The Governor and Company of the Bank of Ireland get €1.66m fine
The Central Bank’s investigation arose from a cyber-fraud incident that occurred in September 2014.
The Central Bank of Ireland has announced the imposition of a €1.66 million fine on the Governor and Company of the Bank of Ireland (BOI) for five breaches of the European Communities (Markets in Financial Instruments) Regulations 2007 (the MiFID Regulations) committed by its former subsidiary, Bank of Ireland Private Banking Limited (BOIPB).

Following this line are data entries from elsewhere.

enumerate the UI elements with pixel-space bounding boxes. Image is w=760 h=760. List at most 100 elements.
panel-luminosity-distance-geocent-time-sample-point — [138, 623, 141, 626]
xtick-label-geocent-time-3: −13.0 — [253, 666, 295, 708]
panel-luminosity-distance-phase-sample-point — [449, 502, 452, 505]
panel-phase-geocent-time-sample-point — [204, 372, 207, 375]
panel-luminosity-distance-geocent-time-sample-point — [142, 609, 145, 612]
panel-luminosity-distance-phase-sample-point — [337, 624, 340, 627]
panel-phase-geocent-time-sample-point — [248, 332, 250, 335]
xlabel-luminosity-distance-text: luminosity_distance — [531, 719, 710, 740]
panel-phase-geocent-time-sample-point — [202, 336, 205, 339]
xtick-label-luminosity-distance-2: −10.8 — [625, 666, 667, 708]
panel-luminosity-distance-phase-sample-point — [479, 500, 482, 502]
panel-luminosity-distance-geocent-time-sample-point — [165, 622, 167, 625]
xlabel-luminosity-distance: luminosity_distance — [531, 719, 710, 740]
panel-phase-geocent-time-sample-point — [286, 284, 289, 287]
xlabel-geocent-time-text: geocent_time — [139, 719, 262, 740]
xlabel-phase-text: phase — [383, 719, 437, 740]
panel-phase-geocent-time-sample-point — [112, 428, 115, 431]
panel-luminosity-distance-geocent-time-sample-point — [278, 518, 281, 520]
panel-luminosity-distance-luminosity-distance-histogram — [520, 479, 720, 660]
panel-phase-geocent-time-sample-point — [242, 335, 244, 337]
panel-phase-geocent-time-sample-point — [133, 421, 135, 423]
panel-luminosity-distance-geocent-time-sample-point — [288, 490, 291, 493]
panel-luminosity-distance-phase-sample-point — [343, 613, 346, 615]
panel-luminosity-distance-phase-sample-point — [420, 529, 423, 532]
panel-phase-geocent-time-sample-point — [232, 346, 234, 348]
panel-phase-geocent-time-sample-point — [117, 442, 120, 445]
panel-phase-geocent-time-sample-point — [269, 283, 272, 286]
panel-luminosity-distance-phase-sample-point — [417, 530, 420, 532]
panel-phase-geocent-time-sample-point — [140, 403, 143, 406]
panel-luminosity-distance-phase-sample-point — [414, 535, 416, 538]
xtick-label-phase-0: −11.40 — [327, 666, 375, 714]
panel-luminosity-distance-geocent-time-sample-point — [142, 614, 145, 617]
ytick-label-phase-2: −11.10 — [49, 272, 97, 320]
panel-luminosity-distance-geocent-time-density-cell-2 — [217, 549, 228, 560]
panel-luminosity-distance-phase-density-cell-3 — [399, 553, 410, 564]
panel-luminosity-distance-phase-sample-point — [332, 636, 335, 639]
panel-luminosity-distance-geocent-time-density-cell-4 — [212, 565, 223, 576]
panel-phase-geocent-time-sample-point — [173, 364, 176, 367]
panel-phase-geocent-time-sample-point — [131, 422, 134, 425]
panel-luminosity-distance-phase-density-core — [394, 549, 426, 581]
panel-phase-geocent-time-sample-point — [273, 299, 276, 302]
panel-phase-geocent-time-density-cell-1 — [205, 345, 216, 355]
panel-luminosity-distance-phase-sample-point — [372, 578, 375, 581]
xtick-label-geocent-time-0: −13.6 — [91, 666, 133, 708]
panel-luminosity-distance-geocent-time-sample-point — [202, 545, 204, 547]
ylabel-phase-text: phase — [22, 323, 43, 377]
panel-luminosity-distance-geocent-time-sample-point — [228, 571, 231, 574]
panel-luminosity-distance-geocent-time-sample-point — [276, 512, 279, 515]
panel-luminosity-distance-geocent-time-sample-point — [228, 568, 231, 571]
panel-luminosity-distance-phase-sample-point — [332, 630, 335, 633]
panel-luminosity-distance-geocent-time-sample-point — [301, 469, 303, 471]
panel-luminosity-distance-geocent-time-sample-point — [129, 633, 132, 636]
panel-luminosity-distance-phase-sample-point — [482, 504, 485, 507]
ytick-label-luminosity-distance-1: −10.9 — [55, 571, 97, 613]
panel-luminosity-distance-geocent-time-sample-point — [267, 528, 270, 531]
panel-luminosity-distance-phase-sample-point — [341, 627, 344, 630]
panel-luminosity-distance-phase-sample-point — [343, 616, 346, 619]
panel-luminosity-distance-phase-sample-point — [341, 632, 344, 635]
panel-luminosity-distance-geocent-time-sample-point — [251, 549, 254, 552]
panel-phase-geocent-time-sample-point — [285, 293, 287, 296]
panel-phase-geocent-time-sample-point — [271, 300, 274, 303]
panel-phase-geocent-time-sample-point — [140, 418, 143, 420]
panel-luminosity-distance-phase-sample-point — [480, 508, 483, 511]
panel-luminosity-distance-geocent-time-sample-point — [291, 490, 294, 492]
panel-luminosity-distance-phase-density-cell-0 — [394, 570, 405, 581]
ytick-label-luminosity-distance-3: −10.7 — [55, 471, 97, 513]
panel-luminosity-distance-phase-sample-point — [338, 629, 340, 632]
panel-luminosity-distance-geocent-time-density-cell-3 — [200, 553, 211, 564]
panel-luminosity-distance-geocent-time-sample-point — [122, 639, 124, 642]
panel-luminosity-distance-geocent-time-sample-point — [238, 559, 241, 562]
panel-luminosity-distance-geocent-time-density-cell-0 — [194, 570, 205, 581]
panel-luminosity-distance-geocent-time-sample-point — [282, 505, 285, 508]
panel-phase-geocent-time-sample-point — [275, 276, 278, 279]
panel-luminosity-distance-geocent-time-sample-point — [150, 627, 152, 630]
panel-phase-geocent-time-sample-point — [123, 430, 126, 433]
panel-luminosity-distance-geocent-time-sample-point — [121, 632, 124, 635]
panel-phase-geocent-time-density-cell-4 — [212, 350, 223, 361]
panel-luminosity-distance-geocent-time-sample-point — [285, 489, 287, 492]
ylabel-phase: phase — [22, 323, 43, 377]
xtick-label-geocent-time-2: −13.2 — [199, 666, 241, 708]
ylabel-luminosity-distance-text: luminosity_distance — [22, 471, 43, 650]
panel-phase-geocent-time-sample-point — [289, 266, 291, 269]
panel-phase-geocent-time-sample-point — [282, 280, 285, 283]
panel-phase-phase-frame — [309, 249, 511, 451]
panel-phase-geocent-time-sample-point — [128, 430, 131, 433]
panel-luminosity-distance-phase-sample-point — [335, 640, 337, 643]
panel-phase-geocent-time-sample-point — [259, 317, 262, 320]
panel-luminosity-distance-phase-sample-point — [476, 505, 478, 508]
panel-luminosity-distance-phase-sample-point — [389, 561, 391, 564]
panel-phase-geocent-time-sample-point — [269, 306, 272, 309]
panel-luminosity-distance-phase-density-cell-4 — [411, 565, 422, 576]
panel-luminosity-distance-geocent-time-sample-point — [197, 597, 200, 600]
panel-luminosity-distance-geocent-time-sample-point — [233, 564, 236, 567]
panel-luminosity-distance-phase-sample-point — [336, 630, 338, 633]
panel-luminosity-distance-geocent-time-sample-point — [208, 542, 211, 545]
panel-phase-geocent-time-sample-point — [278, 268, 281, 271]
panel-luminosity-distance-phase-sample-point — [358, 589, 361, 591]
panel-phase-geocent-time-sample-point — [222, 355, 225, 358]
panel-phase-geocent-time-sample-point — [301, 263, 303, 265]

The Central Bank’s investigation arose from a cyber-fraud incident that occurred in September 2014. Acting on instructions from a fraudster impersonating a client, BOIPB made two payments to a third party account totalling €106,430: one from a client’s personal current account, the other from BOIPB’s own funds. BOIPB immediately reimbursed the client.
During a Full Risk Assessment of BOIPB in 2015, the Central Bank discovered a reference to the incident in an operational incident log. BOIPB had not reported the cyber-fraud to An Garda Síochána, and only did so at the request of the Central Bank over one year after the Incident.

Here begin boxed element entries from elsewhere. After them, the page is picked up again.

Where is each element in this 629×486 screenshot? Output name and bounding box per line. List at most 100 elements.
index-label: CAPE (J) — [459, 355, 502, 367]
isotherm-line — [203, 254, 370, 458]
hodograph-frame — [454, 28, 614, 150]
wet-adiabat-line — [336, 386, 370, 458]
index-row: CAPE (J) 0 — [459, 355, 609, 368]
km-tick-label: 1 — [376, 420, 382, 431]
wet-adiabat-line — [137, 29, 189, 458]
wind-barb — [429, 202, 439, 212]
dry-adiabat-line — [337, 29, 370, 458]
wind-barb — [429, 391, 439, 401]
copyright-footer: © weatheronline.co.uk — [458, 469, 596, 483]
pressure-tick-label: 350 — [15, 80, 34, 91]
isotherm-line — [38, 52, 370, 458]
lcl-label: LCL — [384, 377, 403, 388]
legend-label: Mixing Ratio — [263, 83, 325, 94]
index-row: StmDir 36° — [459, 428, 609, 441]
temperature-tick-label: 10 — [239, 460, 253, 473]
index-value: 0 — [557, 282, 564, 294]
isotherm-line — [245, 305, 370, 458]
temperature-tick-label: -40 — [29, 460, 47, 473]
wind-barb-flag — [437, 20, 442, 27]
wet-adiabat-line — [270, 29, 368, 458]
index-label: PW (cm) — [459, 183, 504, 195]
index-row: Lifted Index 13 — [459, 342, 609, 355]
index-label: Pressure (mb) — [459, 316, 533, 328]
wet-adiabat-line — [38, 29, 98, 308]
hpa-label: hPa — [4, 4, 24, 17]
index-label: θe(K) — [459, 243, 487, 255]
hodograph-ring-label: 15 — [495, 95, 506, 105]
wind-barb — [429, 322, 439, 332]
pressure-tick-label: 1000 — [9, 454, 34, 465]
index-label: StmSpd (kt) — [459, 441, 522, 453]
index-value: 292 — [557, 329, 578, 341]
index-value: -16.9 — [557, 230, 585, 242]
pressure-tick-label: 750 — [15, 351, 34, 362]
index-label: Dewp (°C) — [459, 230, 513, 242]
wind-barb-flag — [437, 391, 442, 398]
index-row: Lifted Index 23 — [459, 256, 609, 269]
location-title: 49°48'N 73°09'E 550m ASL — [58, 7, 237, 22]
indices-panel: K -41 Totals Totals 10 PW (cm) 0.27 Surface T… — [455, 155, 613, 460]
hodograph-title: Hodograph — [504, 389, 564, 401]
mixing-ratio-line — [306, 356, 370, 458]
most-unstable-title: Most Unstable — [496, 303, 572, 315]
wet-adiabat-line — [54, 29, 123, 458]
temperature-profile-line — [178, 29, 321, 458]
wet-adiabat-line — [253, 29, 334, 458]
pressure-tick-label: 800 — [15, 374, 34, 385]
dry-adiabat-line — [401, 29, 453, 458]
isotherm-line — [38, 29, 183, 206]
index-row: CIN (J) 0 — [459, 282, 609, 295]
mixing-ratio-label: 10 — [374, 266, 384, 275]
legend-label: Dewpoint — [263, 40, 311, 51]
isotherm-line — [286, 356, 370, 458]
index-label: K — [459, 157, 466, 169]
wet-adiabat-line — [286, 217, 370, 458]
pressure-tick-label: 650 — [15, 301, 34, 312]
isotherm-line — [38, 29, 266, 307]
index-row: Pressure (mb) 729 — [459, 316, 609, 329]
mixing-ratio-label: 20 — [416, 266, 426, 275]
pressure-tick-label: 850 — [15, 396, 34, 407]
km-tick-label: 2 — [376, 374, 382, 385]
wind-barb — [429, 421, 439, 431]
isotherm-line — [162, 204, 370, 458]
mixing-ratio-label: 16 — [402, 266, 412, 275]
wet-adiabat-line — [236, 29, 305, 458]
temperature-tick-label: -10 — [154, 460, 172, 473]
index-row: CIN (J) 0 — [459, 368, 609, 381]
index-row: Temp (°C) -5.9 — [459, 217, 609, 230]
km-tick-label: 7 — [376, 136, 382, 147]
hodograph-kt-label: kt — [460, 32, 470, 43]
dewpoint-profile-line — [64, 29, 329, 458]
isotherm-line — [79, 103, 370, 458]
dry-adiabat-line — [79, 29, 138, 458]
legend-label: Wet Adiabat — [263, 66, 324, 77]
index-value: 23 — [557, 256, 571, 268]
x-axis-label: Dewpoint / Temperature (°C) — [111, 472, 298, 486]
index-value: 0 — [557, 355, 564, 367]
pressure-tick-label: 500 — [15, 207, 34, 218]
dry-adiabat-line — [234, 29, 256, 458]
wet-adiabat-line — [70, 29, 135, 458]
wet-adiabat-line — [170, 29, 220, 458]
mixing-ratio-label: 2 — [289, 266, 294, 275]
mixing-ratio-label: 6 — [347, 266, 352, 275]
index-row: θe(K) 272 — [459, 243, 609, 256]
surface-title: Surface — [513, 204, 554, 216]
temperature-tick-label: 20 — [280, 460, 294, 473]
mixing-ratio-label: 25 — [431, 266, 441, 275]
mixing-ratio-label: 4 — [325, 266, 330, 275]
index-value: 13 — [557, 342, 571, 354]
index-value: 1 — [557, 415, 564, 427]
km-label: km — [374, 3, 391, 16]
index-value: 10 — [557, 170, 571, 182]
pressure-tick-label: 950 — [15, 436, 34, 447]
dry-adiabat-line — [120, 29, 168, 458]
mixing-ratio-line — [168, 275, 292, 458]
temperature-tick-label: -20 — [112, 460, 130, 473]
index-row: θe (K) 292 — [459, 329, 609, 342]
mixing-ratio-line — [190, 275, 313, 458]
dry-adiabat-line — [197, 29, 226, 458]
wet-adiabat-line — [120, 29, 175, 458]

The Central Bank’s investigation identified serious deficiencies in respect of third party payments, including:
- Inadequate systems and controls to minimise the risk of loss from fraud;
- Inadequate governance, oversight and ongoing review of the systems and control environment;
- Lack of staff training and a culture in which fulfilling clients’ instructions was given primacy over security and regulatory requirements;
- Lack of compliance monitoring.
BOIPB’s failure to be open and transparent had the effect of misleading the Central Bank in the course of the investigation. BOIPB failed for a period of 19 months to disclose to the Central Bank an internal report, commissioned following the Incident, which identified ongoing systemic control failings in the processing of third party payments. During that same period, BOIPB strenuously denied the existence of any such failings to the Central Bank in response to the investigation. BOIPB’s conduct materially added to the time it took to investigate this case.

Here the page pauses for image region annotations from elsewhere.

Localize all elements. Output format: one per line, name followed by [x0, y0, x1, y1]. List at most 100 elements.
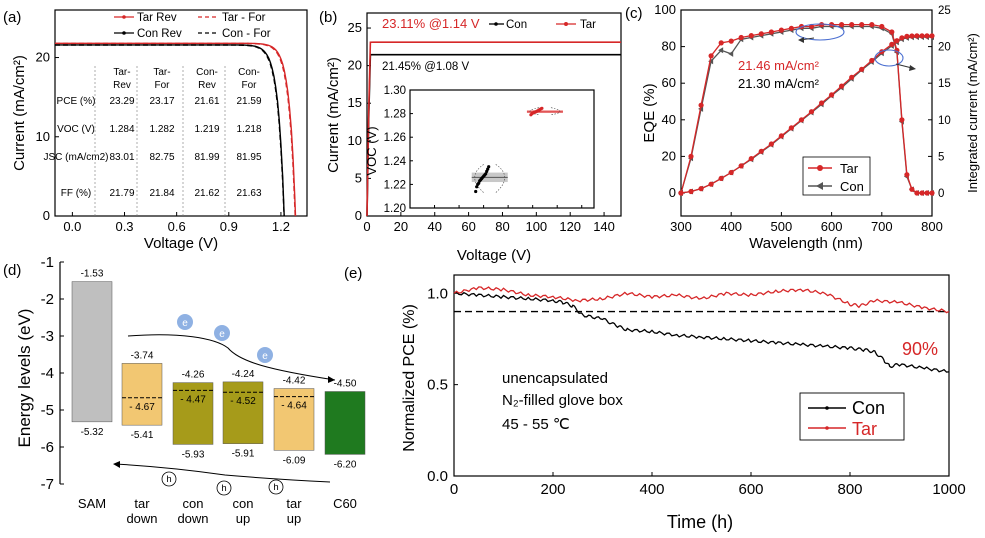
y-tick-label: 15	[348, 95, 362, 110]
x-tick-label: 140	[593, 219, 615, 234]
energy-bar-C60	[324, 391, 366, 455]
eqe-point	[889, 29, 895, 35]
x-tick-label: 100	[525, 219, 547, 234]
electron-3: e	[257, 347, 273, 363]
table-cell: 83.01	[109, 152, 134, 163]
bar-top-label: -3.74	[131, 350, 154, 361]
y-tick-label: 5	[355, 170, 362, 185]
svg-text:e: e	[262, 351, 268, 362]
panel-b-ticks: 0 20 40 60 80 100 120 140 0 5 10 15 20 25	[348, 20, 615, 234]
panel-a-label: (a)	[3, 9, 21, 26]
x-tick-label: 200	[540, 481, 565, 498]
category-label: tar	[134, 496, 150, 511]
curve-tar-for	[55, 42, 296, 217]
electron-2: e	[214, 325, 230, 341]
eqe-point	[914, 190, 920, 196]
integrated-highlight-ellipse	[874, 49, 904, 67]
integrated-point	[909, 33, 915, 39]
bar-top-label: -4.42	[283, 376, 306, 387]
annotation-con-pce: 21.45% @1.08 V	[382, 61, 469, 73]
category-label: up	[236, 511, 250, 526]
curve-tar	[366, 41, 621, 217]
integrated-point	[929, 33, 935, 39]
panel-a-curves	[55, 42, 297, 217]
table-header: Con-	[196, 67, 218, 78]
panel-a-ticks: 0.0 0.3 0.6 0.9 1.2 0 10 20	[36, 50, 290, 234]
eqe-point	[748, 33, 754, 39]
y-tick-right-label: 5	[938, 151, 944, 163]
y-tick-label: 20	[662, 148, 676, 163]
category-label: C60	[333, 496, 357, 511]
panel-c-xlabel: Wavelength (nm)	[749, 235, 863, 252]
table-header: Con-	[238, 67, 260, 78]
eqe-point	[768, 29, 775, 35]
table-row-label: VOC (V)	[57, 124, 95, 135]
table-cell: 21.84	[149, 188, 174, 199]
table-cell: 21.61	[194, 96, 219, 107]
legend-c-con: Con	[840, 179, 864, 194]
hole-arrowhead	[113, 461, 120, 468]
electron-1: e	[177, 314, 193, 330]
eqe-point	[879, 23, 885, 30]
x-tick-label: 120	[559, 219, 581, 234]
inset-point	[540, 106, 544, 110]
inset-y-tick-label: 1.24	[384, 156, 407, 168]
x-tick-label: 300	[670, 219, 692, 234]
x-tick-label: 0	[363, 219, 370, 234]
svg-text:h: h	[273, 482, 278, 493]
table-header: For	[242, 80, 258, 91]
y-tick-label: -2	[41, 291, 54, 308]
eqe-point	[839, 22, 845, 28]
table-header: Tar-	[113, 67, 130, 78]
integrated-point	[889, 41, 895, 48]
energy-bar-con-up	[222, 381, 264, 444]
y-tick-label: -4	[41, 365, 54, 382]
y-tick-label: 0.0	[427, 468, 448, 485]
panel-b-curves	[366, 41, 621, 217]
integrated-point	[869, 57, 875, 64]
integrated-point	[738, 163, 744, 169]
reference-label: 90%	[902, 339, 938, 359]
x-tick-label: 0	[450, 481, 458, 498]
electron-arrowhead	[328, 376, 335, 383]
eqe-point	[698, 102, 704, 108]
panel-e-ylabel: Normalized PCE (%)	[401, 304, 418, 452]
integrated-point	[748, 156, 754, 162]
y-tick-right-label: 15	[938, 78, 951, 90]
table-row-label: PCE (%)	[57, 96, 96, 107]
panel-b-legend: Con Tar	[489, 19, 596, 31]
inset-point	[486, 167, 490, 171]
eqe-point	[849, 22, 855, 28]
integrated-point	[798, 117, 805, 123]
panel-a-table: Tar- Rev Tar- For Con- Rev Con- For PCE (%) 23.29…	[44, 66, 262, 216]
table-header: Rev	[198, 80, 216, 91]
x-tick-label: 800	[837, 481, 862, 498]
category-label: tar	[286, 496, 302, 511]
bar-bottom-label: -5.93	[182, 449, 205, 460]
eqe-point	[899, 117, 905, 123]
integrated-arrowhead	[909, 65, 916, 71]
bar-top-label: -1.53	[81, 269, 104, 280]
panel-e-xlabel: Time (h)	[667, 512, 733, 532]
electron-path	[127, 334, 336, 381]
integrated-point	[718, 175, 724, 181]
x-tick-label: 0.0	[63, 219, 81, 234]
eqe-point	[718, 47, 724, 54]
eqe-point	[819, 22, 825, 28]
eqe-point	[869, 22, 875, 28]
category-label: SAM	[78, 496, 106, 511]
y-tick-label: 10	[36, 129, 50, 144]
inset-violin-con	[474, 164, 506, 193]
integrated-point	[778, 133, 785, 139]
energy-bar-tar-up	[273, 388, 315, 451]
y-tick-label: 25	[348, 20, 362, 35]
eqe-point	[728, 38, 734, 44]
inset-y-tick-label: 1.20	[384, 203, 406, 215]
y-tick-label: 60	[662, 75, 676, 90]
panel-e-ticks: 0 200 400 600 800 1000 0.0 0.5 1.0	[427, 285, 966, 498]
table-row-label: FF (%)	[61, 188, 92, 199]
panel-b: (b) 0 20 40 60 80 100 120 140 0 5 10 15 20 25 Voltage…	[319, 9, 622, 264]
category-label: down	[126, 511, 157, 526]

Remediation in relation to third party payment processes took place in February 2016, 17 months after the incident, and then only following the Central Bank’s intervention. In August 2016, the Central Bank determined that a Risk Mitigation Programme (RMP) relating to third party payment processes was completed.
This is the second time the Central Bank has imposed a sanction on a firm where a client has suffered a loss from cyber-fraud as a direct result of the firm’s regulatory failings.